Under the nodal market, congestion on all transmission paths and facilities will be managed through a market-based mechanism which “will produce price signals that better indicate where new generation is most needed for managing congestion and maintaining reliability,” the report states, and adds, “ In the long-term, these enhancements to overall market efficiency should translate into substantial savings for consumers.”

The report reviews the high price excursions that occurred in the South and Houston zones during April, May and early June of 2008 until an expedited market rule change was implemented, modifying ERCOT congestion management procedures. While the market rule change resolved the issues within the zonal market model framework, the report says, the implementation of the nodal market will eliminate the current bifurcated congestion management process and provide “simultaneous, unit-specific solutions that will always present the most effective and efficient congestion management alternatives.”

The report presents an analysis that estimates a savings of $87 to $175 million could have occurred through more efficient congestion management had the nodal market been in place during the spring congestion.

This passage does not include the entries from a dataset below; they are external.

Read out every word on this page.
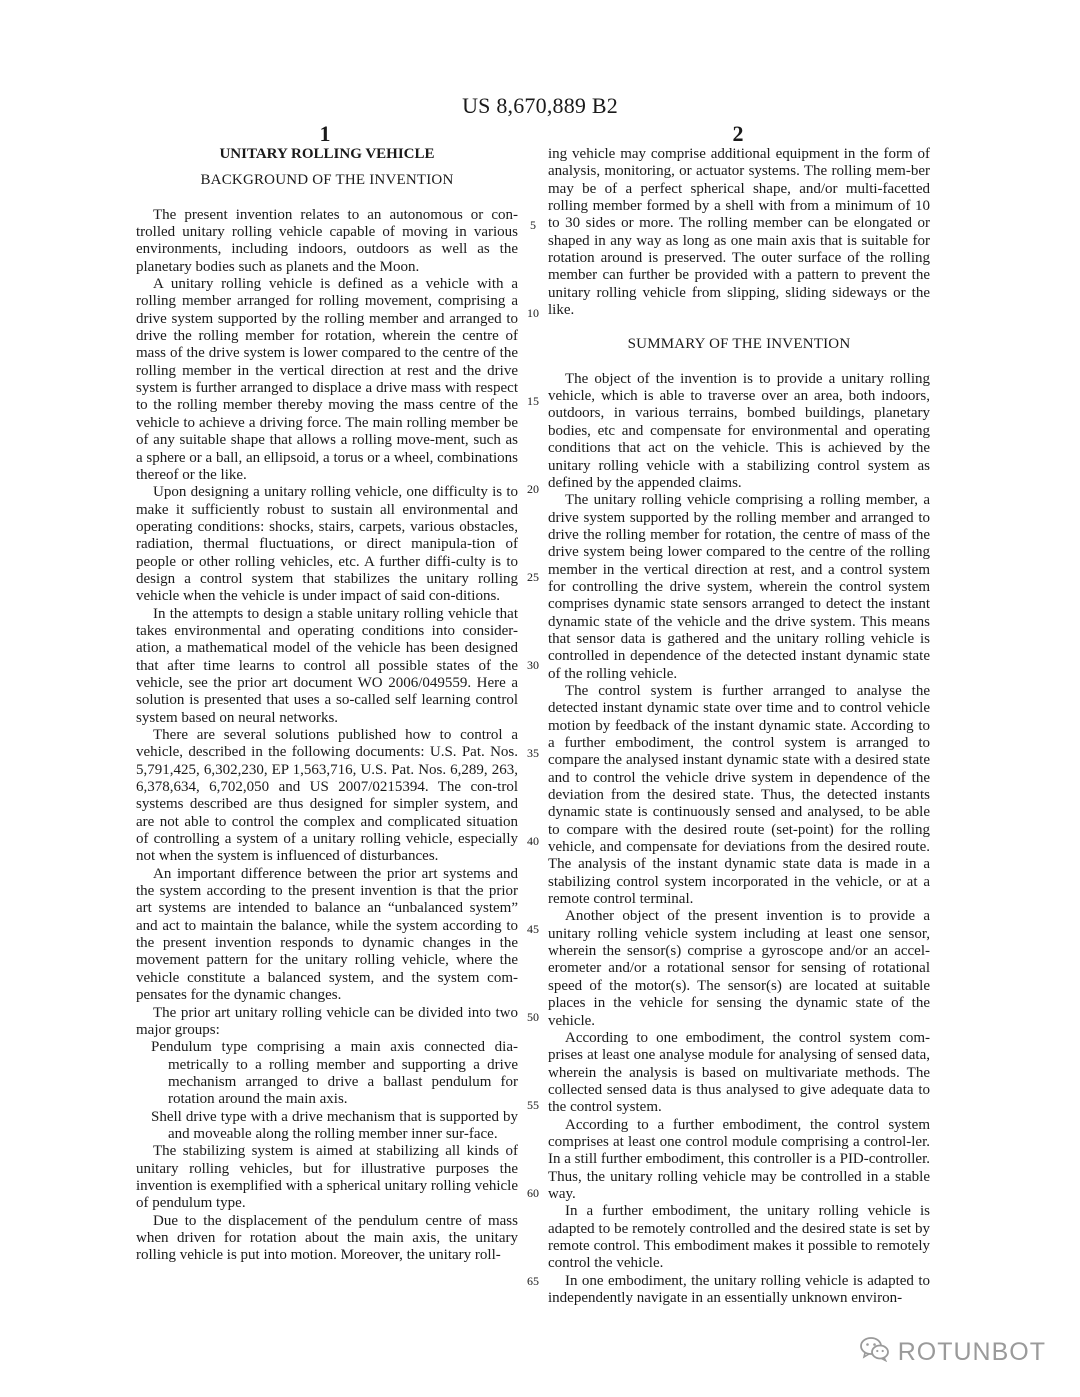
US 8,670,889 B2
1	2
UNITARY ROLLING VEHICLE
BACKGROUND OF THE INVENTION

The present invention relates to an autonomous or con-trolled unitary rolling vehicle capable of moving in various environments, including indoors, outdoors as well as the planetary bodies such as planets and the Moon.

A unitary rolling vehicle is defined as a vehicle with a rolling member arranged for rolling movement, comprising a drive system supported by the rolling member and arranged to drive the rolling member for rotation, wherein the centre of mass of the drive system is lower compared to the centre of the rolling member in the vertical direction at rest and the drive system is further arranged to displace a drive mass with respect to the rolling member thereby moving the mass centre of the vehicle to achieve a driving force. The main rolling member be of any suitable shape that allows a rolling move-ment, such as a sphere or a ball, an ellipsoid, a torus or a wheel, combinations thereof or the like.

Upon designing a unitary rolling vehicle, one difficulty is to make it sufficiently robust to sustain all environmental and operating conditions: shocks, stairs, carpets, various obstacles, radiation, thermal fluctuations, or direct manipula-tion of people or other rolling vehicles, etc. A further diffi-culty is to design a control system that stabilizes the unitary rolling vehicle when the vehicle is under impact of said con-ditions.

In the attempts to design a stable unitary rolling vehicle that takes environmental and operating conditions into consider-ation, a mathematical model of the vehicle has been designed that after time learns to control all possible states of the vehicle, see the prior art document WO 2006/049559. Here a solution is presented that uses a so-called self learning control system based on neural networks.

There are several solutions published how to control a vehicle, described in the following documents: U.S. Pat. Nos. 5,791,425, 6,302,230, EP 1,563,716, U.S. Pat. Nos. 6,289, 263, 6,378,634, 6,702,050 and US 2007/0215394. The con-trol systems described are thus designed for simpler system, and are not able to control the complex and complicated situation of controlling a system of a unitary rolling vehicle, especially not when the system is influenced of disturbances.

An important difference between the prior art systems and the system according to the present invention is that the prior art systems are intended to balance an “unbalanced system” and act to maintain the balance, while the system according to the present invention responds to dynamic changes in the movement pattern for the unitary rolling vehicle, where the vehicle constitute a balanced system, and the system com-pensates for the dynamic changes.

The prior art unitary rolling vehicle can be divided into two major groups:

Pendulum type comprising a main axis connected dia-metrically to a rolling member and supporting a drive mechanism arranged to drive a ballast pendulum for rotation around the main axis.

Shell drive type with a drive mechanism that is supported by and moveable along the rolling member inner sur-face.

The stabilizing system is aimed at stabilizing all kinds of unitary rolling vehicles, but for illustrative purposes the invention is exemplified with a spherical unitary rolling vehicle of pendulum type.

Due to the displacement of the pendulum centre of mass when driven for rotation about the main axis, the unitary rolling vehicle is put into motion. Moreover, the unitary roll-

ing vehicle may comprise additional equipment in the form of analysis, monitoring, or actuator systems. The rolling mem-ber may be of a perfect spherical shape, and/or multi-facetted rolling member formed by a shell with from a minimum of 10 to 30 sides or more. The rolling member can be elongated or shaped in any way as long as one main axis that is suitable for rotation around is preserved. The outer surface of the rolling member can further be provided with a pattern to prevent the unitary rolling vehicle from slipping, sliding sideways or the like.

SUMMARY OF THE INVENTION

The object of the invention is to provide a unitary rolling vehicle, which is able to traverse over an area, both indoors, outdoors, in various terrains, bombed buildings, planetary bodies, etc and compensate for environmental and operating conditions that act on the vehicle. This is achieved by the unitary rolling vehicle with a stabilizing control system as defined by the appended claims.

The unitary rolling vehicle comprising a rolling member, a drive system supported by the rolling member and arranged to drive the rolling member for rotation, the centre of mass of the drive system being lower compared to the centre of the rolling member in the vertical direction at rest, and a control system for controlling the drive system, wherein the control system comprises dynamic state sensors arranged to detect the instant dynamic state of the vehicle and the drive system. This means that sensor data is gathered and the unitary rolling vehicle is controlled in dependence of the detected instant dynamic state of the rolling vehicle.

The control system is further arranged to analyse the detected instant dynamic state over time and to control vehicle motion by feedback of the instant dynamic state. According to a further embodiment, the control system is arranged to compare the analysed instant dynamic state with a desired state and to control the vehicle drive system in dependence of the deviation from the desired state. Thus, the detected instants dynamic state is continuously sensed and analysed, to be able to compare with the desired route (set-point) for the rolling vehicle, and compensate for deviations from the desired route. The analysis of the instant dynamic state data is made in a stabilizing control system incorporated in the vehicle, or at a remote control terminal.

Another object of the present invention is to provide a unitary rolling vehicle system including at least one sensor, wherein the sensor(s) comprise a gyroscope and/or an accel-erometer and/or a rotational sensor for sensing of rotational speed of the motor(s). The sensor(s) are located at suitable places in the vehicle for sensing the dynamic state of the vehicle.

According to one embodiment, the control system com-prises at least one analyse module for analysing of sensed data, wherein the analysis is based on multivariate methods. The collected sensed data is thus analysed to give adequate data to the control system.

According to a further embodiment, the control system comprises at least one control module comprising a control-ler. In a still further embodiment, this controller is a PID-controller. Thus, the unitary rolling vehicle may be controlled in a stable way.

In a further embodiment, the unitary rolling vehicle is adapted to be remotely controlled and the desired state is set by remote control. This embodiment makes it possible to remotely control the vehicle.

In one embodiment, the unitary rolling vehicle is adapted to independently navigate in an essentially unknown environ-

5
10
15
20
25
30
35
40
45
50
55
60
65
ROTUNBOT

Other findings in the executive summary included:

  • The monthly average all-in energy prices for 2005-2008 indicate that natural gas prices were the primary driver.
  • The continued increase in wind production in 2008 served to displace more costly generation resources when the wind was producing, which tended to lower average prices across the market.
  • The hourly average balancing energy market price in the West Zone was less than zero in more than 1,100 hours during 2008. Because wind generators have zero fuel costs and economic incentives to operate – earning federal production tax credits and state renewable energy credits – negative prices (essentially, offering payment to generate) often result when transmission congestion requires some wind generators to curtail output.
  • Electricity demand will continue to grow and a significant number of generating units will soon reach or are already exceeding their expected lifetimes; without major capacity additions, resource margins could diminish over the next three to five years.
  • Increasing penetration of intermittent resources such as wind and solar facilities will likely create the reliability need for additional operationally flexible resources, such as modern gas turbines.
  • An analysis of price spikes versus remaining up-balancing capacity indicates “very competitive market outcomes in 2008,” showing “significant improvement over 2005 and 2006.

The 121-page report is posted on the Public Utility Commission website at:  

 2008 State of the Market Report

The Electric Reliability Council of Texas (ERCOT) manages the flow of electric power to more than 26 million Texas customers -- representing about 90 percent of the state’s electric load. As the independent system operator for the region, ERCOT schedules power on an electric grid that connects more than 46,500 miles of transmission lines and 710+ generation units. It also performs financial settlement for the competitive wholesale bulk-power market and administers retail switching for nearly 8 million premises in competitive choice areas.

ERCOT is a membership-based 501(c)(4) nonprofit corporation, governed by a board of directors and subject to oversight by the Public Utility Commission of Texas and the Texas Legislature. Its members include consumers, cooperatives, generators, power marketers, retail electric providers, investor-owned electric utilities, transmission and distribution providers and municipally owned electric utilities.